Das Format von OpenNLP ist sehr flexibel. Wenn Sie den Klassifizierer MaxEnt in OpenNLP verwenden möchten, sind einige Schritte erforderlich.
Hier ist Beispielcode mit Kommentaren:
package example;
import java.io.File;
import java.io.IOException;
import java.nio.charset.Charset;
import java.util.Arrays;
import java.util.HashMap;
import java.util.Map;
import opennlp.tools.ml.maxent.GISTrainer;
import opennlp.tools.ml.model.Event;
import opennlp.tools.ml.model.MaxentModel;
import opennlp.tools.tokenize.WhitespaceTokenizer;
import opennlp.tools.util.FilterObjectStream;
import opennlp.tools.util.MarkableFileInputStreamFactory;
import opennlp.tools.util.ObjectStream;
import opennlp.tools.util.PlainTextByLineStream;
import opennlp.tools.util.TrainingParameters;
public class ReadData {
public static void main(String[] args) throws Exception{
// this is the data file ...
// the format is <LIST of FEATURES separated by spaces> <outcome>
// change the file to fit your needs
File f=new File("football.dat");
// we need to create an ObjectStream of events for the trainer..

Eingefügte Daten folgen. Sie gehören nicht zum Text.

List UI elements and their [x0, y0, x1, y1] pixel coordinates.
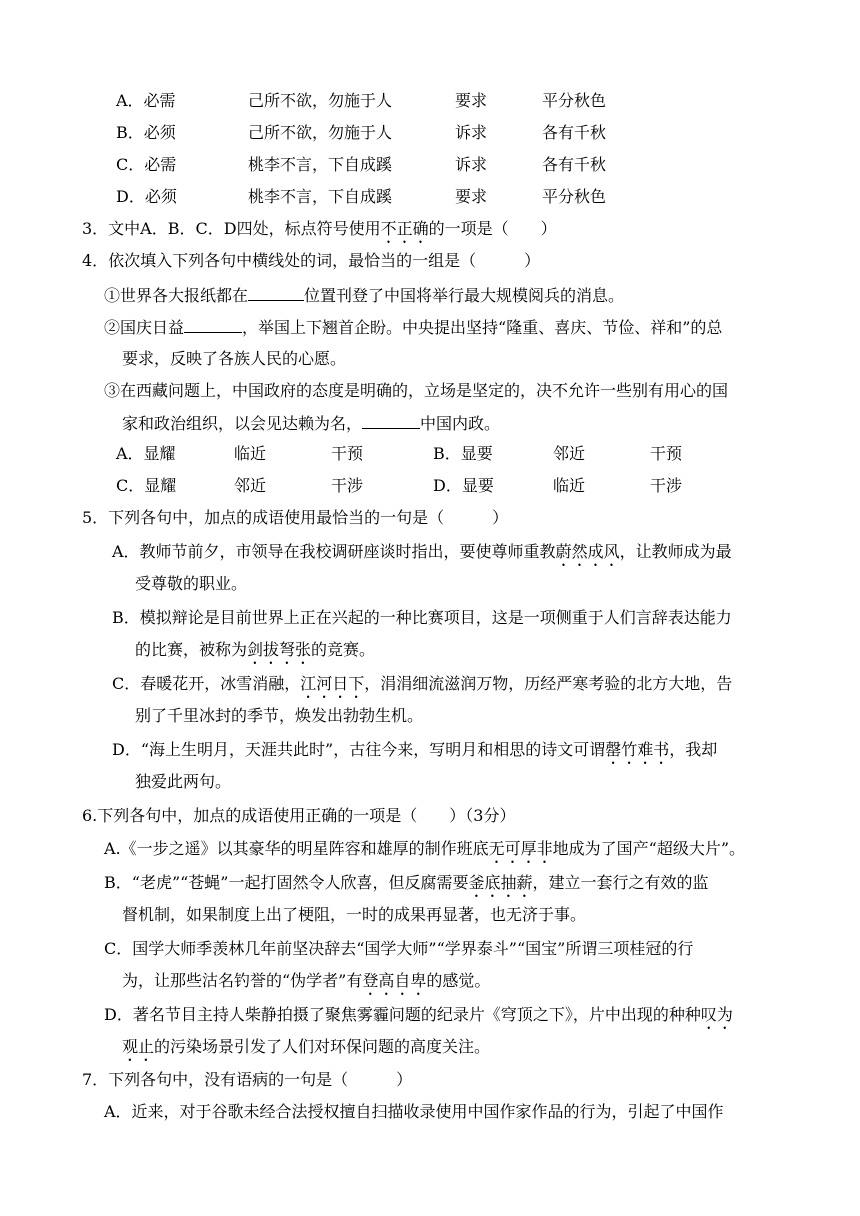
q4-s2-pre: ②国庆日益 — [104, 318, 185, 337]
q6-c-post: 的感觉。 — [426, 971, 491, 990]
q4-s3-post: 中国内政。 — [420, 414, 501, 433]
q5-c-idiom: 江河日下 — [300, 674, 365, 693]
q6-option-a — [104, 838, 745, 867]
q5-c-cont: 别了千里冰封的季节，焕发出勃勃生机。 — [135, 706, 424, 725]
q2-option-c-col2: 桃李不言，下自成蹊 — [248, 155, 393, 174]
q4-option-c-label: C．显耀 — [116, 476, 177, 495]
q6-c-pre: 为，让那些沽名钓誉的“伪学者”有 — [122, 971, 363, 990]
q6-d-idiom-part1: 叹为 — [700, 1005, 733, 1024]
q6-d-post: 的污染场景引发了人们对环保问题的高度关注。 — [154, 1037, 491, 1056]
q4-s3-line1: ③在西藏问题上，中国政府的态度是明确的，立场是坚定的，决不允许一些别有用心的国 — [104, 381, 729, 400]
q6-d-idiom-part2: 观止 — [122, 1037, 155, 1056]
q6-option-b — [104, 872, 709, 901]
q5-d-idiom: 罄竹难书 — [605, 740, 670, 759]
q5-a-idiom: 蔚然成风 — [555, 542, 620, 561]
q7-a-line1: A．近来，对于谷歌未经合法授权擅自扫描收录使用中国作家作品的行为，引起了中国作 — [104, 1102, 724, 1121]
q4-option-c-w3: 干涉 — [331, 476, 364, 495]
q6-b-idiom: 釜底抽薪 — [468, 873, 533, 892]
q4-blank-2[interactable] — [184, 316, 242, 333]
q5-a-post: ，让教师成为最 — [619, 542, 732, 561]
q2-option-a-col4: 平分秋色 — [542, 91, 607, 110]
q4-option-a-w3: 干预 — [331, 444, 364, 463]
q4-sentence-3 — [122, 412, 500, 435]
q5-c-pre: C．春暖花开，冰雪消融， — [112, 674, 301, 693]
q4-s2-post: ，举国上下翘首企盼。中央提出坚持“隆重、喜庆、节俭、祥和”的总 — [242, 318, 723, 337]
q5-d-post: ，我却 — [669, 740, 718, 759]
q6-option-d — [104, 1004, 733, 1033]
q4-sentence-1 — [104, 284, 624, 307]
q4-s3-pre: 家和政治组织，以会见达赖为名， — [122, 414, 363, 433]
q2-option-a-col2: 己所不欲，勿施于人 — [248, 91, 393, 110]
q2-option-b-col4: 各有千秋 — [542, 123, 607, 142]
q5-b-line1: B．模拟辩论是目前世界上正在兴起的一种比赛项目，这是一项侧重于人们言辞表达能力 — [112, 608, 732, 627]
q2-option-b-col2: 己所不欲，勿施于人 — [248, 123, 393, 142]
q5-stem: 5．下列各句中，加点的成语使用最恰当的一句是（ ） — [82, 508, 509, 527]
q6-d-cont — [122, 1036, 490, 1065]
q4-sentence-2 — [104, 316, 722, 339]
q2-option-c-col4: 各有千秋 — [542, 155, 607, 174]
q2-option-b-label: B．必须 — [116, 123, 176, 142]
q6-a-post: 地成为了国产“超级大片”。 — [552, 839, 746, 858]
q5-c-post: ，涓涓细流滋润万物，历经严寒考验的北方大地，告 — [364, 674, 733, 693]
q2-option-d-col3: 要求 — [455, 187, 488, 206]
q5-a-cont: 受尊敬的职业。 — [135, 574, 248, 593]
q6-d-pre: D．著名节目主持人柴静拍摄了聚焦雾霾问题的纪录片《穹顶之下》，片中出现的种种 — [104, 1005, 701, 1024]
q6-option-c — [122, 970, 490, 999]
q6-b-pre: B．“老虎”“苍蝇”一起打固然令人欣喜，但反腐需要 — [104, 873, 469, 892]
q5-option-c — [112, 673, 732, 702]
q4-option-d-w2: 临近 — [553, 476, 586, 495]
q3-dotted-word: 不正确 — [380, 219, 429, 238]
q4-option-b-w3: 干预 — [650, 444, 683, 463]
q2-option-a-label: A．必需 — [116, 91, 176, 110]
q4-option-b-label: B．显要 — [433, 444, 493, 463]
q6-b-cont: 督机制，如果制度上出了梗阻，一时的成果再显著，也无济于事。 — [122, 905, 587, 924]
q4-option-d-label: D．显要 — [433, 476, 494, 495]
q4-s2-cont: 要求，反映了各族人民的心愿。 — [122, 349, 347, 368]
q2-option-b-col3: 诉求 — [455, 123, 488, 142]
q4-s1-post: 位置刊登了中国将举行最大规模阅兵的消息。 — [304, 286, 625, 305]
q5-b-pre: 的比赛，被称为 — [135, 640, 248, 659]
q2-option-a-col3: 要求 — [455, 91, 488, 110]
q5-b-post: 的竞赛。 — [311, 640, 376, 659]
q7-stem: 7．下列各句中，没有语病的一句是（ ） — [82, 1070, 413, 1089]
q6-c-line1: C．国学大师季羡林几年前坚决辞去“国学大师”“学界泰斗”“国宝”所谓三项桂冠的行 — [104, 939, 694, 958]
q5-a-pre: A．教师节前夕，市领导在我校调研座谈时指出，要使尊师重教 — [112, 542, 556, 561]
q6-c-idiom: 登高自卑 — [362, 971, 427, 990]
q4-blank-3[interactable] — [362, 412, 420, 429]
q6-a-pre: A.《一步之遥》以其豪华的明星阵容和雄厚的制作班底 — [104, 839, 489, 858]
q5-option-b — [135, 639, 375, 668]
q2-option-d-label: D．必须 — [116, 187, 177, 206]
q4-option-c-w2: 邻近 — [234, 476, 267, 495]
q6-stem: 6.下列各句中，加点的成语使用正确的一项是（ ）（3分） — [82, 806, 516, 825]
q5-option-d — [112, 739, 717, 768]
q6-a-idiom: 无可厚非 — [488, 839, 553, 858]
q5-d-cont: 独爱此两句。 — [135, 772, 232, 791]
q3-text-post: 的一项是（ ） — [428, 219, 557, 238]
q3-text-pre: 3．文中A．B．C．D四处，标点符号使用 — [82, 219, 381, 238]
q4-option-a-w2: 临近 — [234, 444, 267, 463]
q2-option-c-col3: 诉求 — [455, 155, 488, 174]
q4-option-d-w3: 干涉 — [650, 476, 683, 495]
q2-option-d-col4: 平分秋色 — [542, 187, 607, 206]
q5-option-a — [112, 541, 732, 570]
q4-option-b-w2: 邻近 — [553, 444, 586, 463]
q4-option-a-label: A．显耀 — [116, 444, 176, 463]
q4-s1-pre: ①世界各大报纸都在 — [104, 286, 249, 305]
q5-b-idiom: 剑拔弩张 — [247, 640, 312, 659]
q2-option-d-col2: 桃李不言，下自成蹊 — [248, 187, 393, 206]
q6-b-post: ，建立一套行之有效的监 — [532, 873, 709, 892]
q4-blank-1[interactable] — [248, 284, 304, 301]
q4-stem: 4．依次填入下列各句中横线处的词，最恰当的一组是（ ） — [82, 251, 541, 270]
q5-d-pre: D．“海上生明月，天涯共此时”，古往今来，写明月和相思的诗文可谓 — [112, 740, 606, 759]
q3-stem — [82, 218, 557, 247]
q2-option-c-label: C．必需 — [116, 155, 177, 174]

// First create an InputStreamFactory -- given a file we can create an InputStream, required for resetting...
MarkableFileInputStreamFactory factory=new MarkableFileInputStreamFactory(f);
// create a PlainTextByLineInputStream -- Note: you can create your own Stream that can handle binary files or data that
// -- crosses two line...
ObjectStream<String> stream=new PlainTextByLineStream(factory, Charset.defaultCharset());
// Now you have a stream of string you need to convert it to a stream of events...
// I use a custom FilterObjectStream which simply takes a line, breaks it up into tokens,
// uses all except the last as the features [context] and the last token as the outcome class
ObjectStream<Event> eventStream=new FilterObjectStream<String, Event>(stream) {
@Override
public Event read() throws IOException {
String line=samples.read();
if (line==null) return null;
String[] parts=WhitespaceTokenizer.INSTANCE.tokenize(line);
String[] context=Arrays.copyOf(parts, parts.length-1);
System.out.println(parts[parts.length-1]+" "+Arrays.toString(context));
return new Event(parts[parts.length-1], context);
}
};
TrainingParameters parameters=new TrainingParameters();
// By default OpenNLP uses a cutoff of 5 (a feature has to occur 5 times before it is used)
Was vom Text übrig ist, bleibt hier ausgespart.